Is More Better?

After determining that China has been “dumping” its heavily subsidized solar panels on the U.S. market, the Commerce Department recently imposed duties of 31 percent on imported Chinese panels. This set off the predictable debate about free trade and protectionism, trade wars and global capitalism, the economics of alternative energy and Chinese currency manipulations.

It’s way too complicated for me, but a debate on NPR yesterday pitted US panel manufacturers against panel distributors and an environmentalist from the Rocky Mountain Institute. The manufacturers pushed for the tariff because of what they claim is China’s drive to create an international monopoly. By unfairly subsidizing its manufacturers, they argued, China has undermined the U.S. domestic industry – and ensured the transfer of thousands of jobs overseas.

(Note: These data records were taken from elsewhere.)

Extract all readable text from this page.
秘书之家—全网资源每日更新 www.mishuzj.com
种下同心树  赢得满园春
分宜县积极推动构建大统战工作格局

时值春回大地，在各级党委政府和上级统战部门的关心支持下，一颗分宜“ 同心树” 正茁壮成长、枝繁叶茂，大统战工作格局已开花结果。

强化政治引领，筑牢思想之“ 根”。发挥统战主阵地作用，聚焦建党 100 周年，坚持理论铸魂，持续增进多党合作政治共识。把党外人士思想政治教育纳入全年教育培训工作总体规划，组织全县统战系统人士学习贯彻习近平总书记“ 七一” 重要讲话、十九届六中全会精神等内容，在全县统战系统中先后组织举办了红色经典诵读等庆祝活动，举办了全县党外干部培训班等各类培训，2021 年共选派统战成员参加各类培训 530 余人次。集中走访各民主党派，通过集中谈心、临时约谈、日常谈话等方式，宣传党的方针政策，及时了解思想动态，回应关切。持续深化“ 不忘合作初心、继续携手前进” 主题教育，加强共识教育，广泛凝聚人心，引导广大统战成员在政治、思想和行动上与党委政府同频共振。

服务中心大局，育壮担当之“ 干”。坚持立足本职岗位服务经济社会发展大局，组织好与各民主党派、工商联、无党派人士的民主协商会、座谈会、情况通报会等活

The others raised concerns about the impact of substantially higher panel prices on the still-fledgling efforts to shift America from fossil fuels to alternative energy, and they forecast continue dependence on “foreign oil” and increased contributions to global warming.

Despite the variety of their views, they were united on the need to produce more of what all accepted as an unmitigated good: sustainable energy. In the last depression Americans were promised a chicken in every pot; in this one it is a solar panel on every roof.

But one reason we are in this mess is because of our insistence that more is better, that we can have our cake and eat it too. In a finite world, maybe we can’t – and maybe it’s time to talk, not just about alternative sources of energy, but about alternative ways to live.